Dragging her limp body into the nearest cryopod, he—without hesitation—entered the command sequence on the panel. A hiss sounded, and frost covered the glass. She would most likely die. Yes, that was inevitable. The injuries were too severe. Survival odds—negligible.

 

He looked at his bloodstained hands, then at the frozen capsule.

 

But he had survived. He was smarter. He had found cover. He had not stepped into the line of fire.

 

Therefore, he was better than Maria. Better because he was alive and she was not.

 

But of course, one could not remain on this dead, desecrated station. No, impossible. It was illogical. Resources were finite, life-support systems damaged, and the very atmosphere saturated with failure and death. For Ivo it was a simple equation with one correct solution: evacuation.

 

Waiting for rescuers would have been the height of foolishness. He was his own only rescuer.

 

His hands—still bearing the sticky trace of Maria’s blood—set to work with cold, mechanical precision. At his disposal was the genius of three generations of Robotniks stored in the station’s database, and his own intellect—honed to razor sharpness. He did not build from scratch. He adapted. Cannibalized service drone components, gutted the navigation module from a research probe, repurposed emergency life-support gear. It was not an elegant lifeboat but a grotesque, asymmetrical cocoon of wires, welded panels, and desperate ingenuity.

 

The most valuable cargo he took with him was not nutrient paste rations or a tool kit. It was a small, crude device he had secretly assembled over the years, hidden from his grandfather. He called it a telephone for himself, though its capabilities went far beyond that. It was his personal key to everything. A mobile terminal that maintained a wireless connection to the Ark’s central database.
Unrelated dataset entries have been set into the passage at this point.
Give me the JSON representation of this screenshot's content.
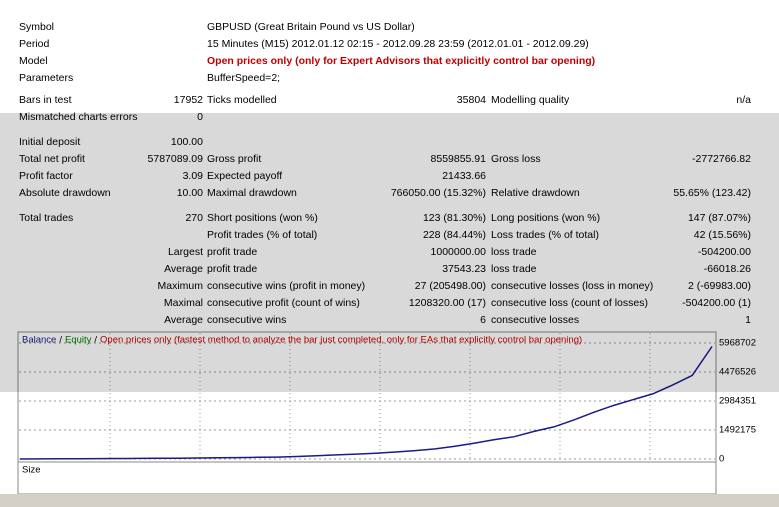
{
  "report": {
    "header_rows": [
      {
        "label": "Symbol",
        "value": "GBPUSD (Great Britain Pound vs US Dollar)"
      },
      {
        "label": "Period",
        "value": "15 Minutes (M15) 2012.01.12 02:15 - 2012.09.28 23:59 (2012.01.01 - 2012.09.29)"
      },
      {
        "label": "Model",
        "value": "Open prices only (only for Expert Advisors that explicitly control bar opening)",
        "emphasis": true
      },
      {
        "label": "Parameters",
        "value": "BufferSpeed=2;"
      }
    ],
    "stat_groups": [
      [
        [
          "Bars in test",
          "17952",
          "Ticks modelled",
          "35804",
          "Modelling quality",
          "n/a"
        ],
        [
          "Mismatched charts errors",
          "0",
          null,
          null,
          null,
          null
        ]
      ],
      [
        [
          "Initial deposit",
          "100.00",
          null,
          null,
          null,
          null
        ],
        [
          "Total net profit",
          "5787089.09",
          "Gross profit",
          "8559855.91",
          "Gross loss",
          "-2772766.82"
        ],
        [
          "Profit factor",
          "3.09",
          "Expected payoff",
          "21433.66",
          null,
          null
        ],
        [
          "Absolute drawdown",
          "10.00",
          "Maximal drawdown",
          "766050.00 (15.32%)",
          "Relative drawdown",
          "55.65% (123.42)"
        ]
      ],
      [
        [
          "Total trades",
          "270",
          "Short positions (won %)",
          "123 (81.30%)",
          "Long positions (won %)",
          "147 (87.07%)"
        ],
        [
          null,
          null,
          "Profit trades (% of total)",
          "228 (84.44%)",
          "Loss trades (% of total)",
          "42 (15.56%)"
        ],
        [
          null,
          "Largest",
          "profit trade",
          "1000000.00",
          "loss trade",
          "-504200.00"
        ],
        [
          null,
          "Average",
          "profit trade",
          "37543.23",
          "loss trade",
          "-66018.26"
        ],
        [
          null,
          "Maximum",
          "consecutive wins (profit in money)",
          "27 (205498.00)",
          "consecutive losses (loss in money)",
          "2 (-69983.00)"
        ],
        [
          null,
          "Maximal",
          "consecutive profit (count of wins)",
          "1208320.00 (17)",
          "consecutive loss (count of losses)",
          "-504200.00 (1)"
        ],
        [
          null,
          "Average",
          "consecutive wins",
          "6",
          "consecutive losses",
          "1"
        ]
      ]
    ]
  },
  "chart": {
    "type": "line",
    "legend_separator": "/",
    "series": [
      {
        "name": "Balance",
        "color": "#1a1a8a",
        "values": [
          100,
          5000,
          10000,
          15000,
          20000,
          25000,
          30000,
          35000,
          40000,
          50000,
          60000,
          70000,
          85000,
          100000,
          130000,
          170000,
          210000,
          250000,
          300000,
          360000,
          430000,
          520000,
          660000,
          820000,
          1000000,
          1150000,
          1420000,
          1650000,
          2000000,
          2400000,
          2750000,
          3050000,
          3350000,
          3800000,
          4300000,
          5787189
        ]
      }
    ],
    "legend_extra": [
      {
        "text": "Equity",
        "color": "#008000"
      },
      {
        "text": "Open prices only (fastest method to analyze the bar just completed, only for EAs that explicitly control bar opening)",
        "color": "#d00000"
      }
    ],
    "ylim": [
      0,
      5968702
    ],
    "yticks": [
      0,
      1492175,
      2984351,
      4476526,
      5968702
    ],
    "grid": true,
    "sub_panel_label": "Size"
  }
}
All knowledge, all blueprints, all research of Gerald and his parents—everything was now in his pocket.

 

The undocking was brutal. Atmospheric entry turned his improvised craft into a fireball. It tumbled wildly, metal groaning and melting, but the calculations made by an eight-year-old genius proved correct. He survived.

 

The landing was not particularly soft. With a deafening crack the pod smashed through treetops and plowed into the forest floor, leaving a furrow of broken branches and churned earth. Then came silence, broken only by the crackle of cooling metal.

 

He crawled out, coughing from acrid smoke. And froze.

 

Instead of polished gray corridors and artificial light he was surrounded by a chaotic, unimaginable world. Giant tree trunks rose into the sky—toward a real, blue sky not shielded by armored glass. The air was thick, humid, filled with millions of unfamiliar smells: decaying leaves, damp earth, pine. Instead of the hum of ventilation systems—chirping of unseen birds and the rustle of wind through branches.

 

Now it was just him. Now he was alone.

 

He sat on a fallen tree, took out his “telephone,” and activated it. Familiar lines of code lit up on the screen, granting access to an ocean of information. He was physically cut off from the world, but intellectually he remained connected to humanity’s greatest scientific legacy.

 

And he could study. Anything he wanted. Without supervision. Without punishment. Without anyone else’s expectations. Study the beetles crawling at his feet. Analyze the chemical composition of the soil. Calculate the trajectory of a dew drop falling from a leaf. The entire universe had become his personal, boundless laboratory.

 

Wasn’t that fun? Wasn’t it… beautiful?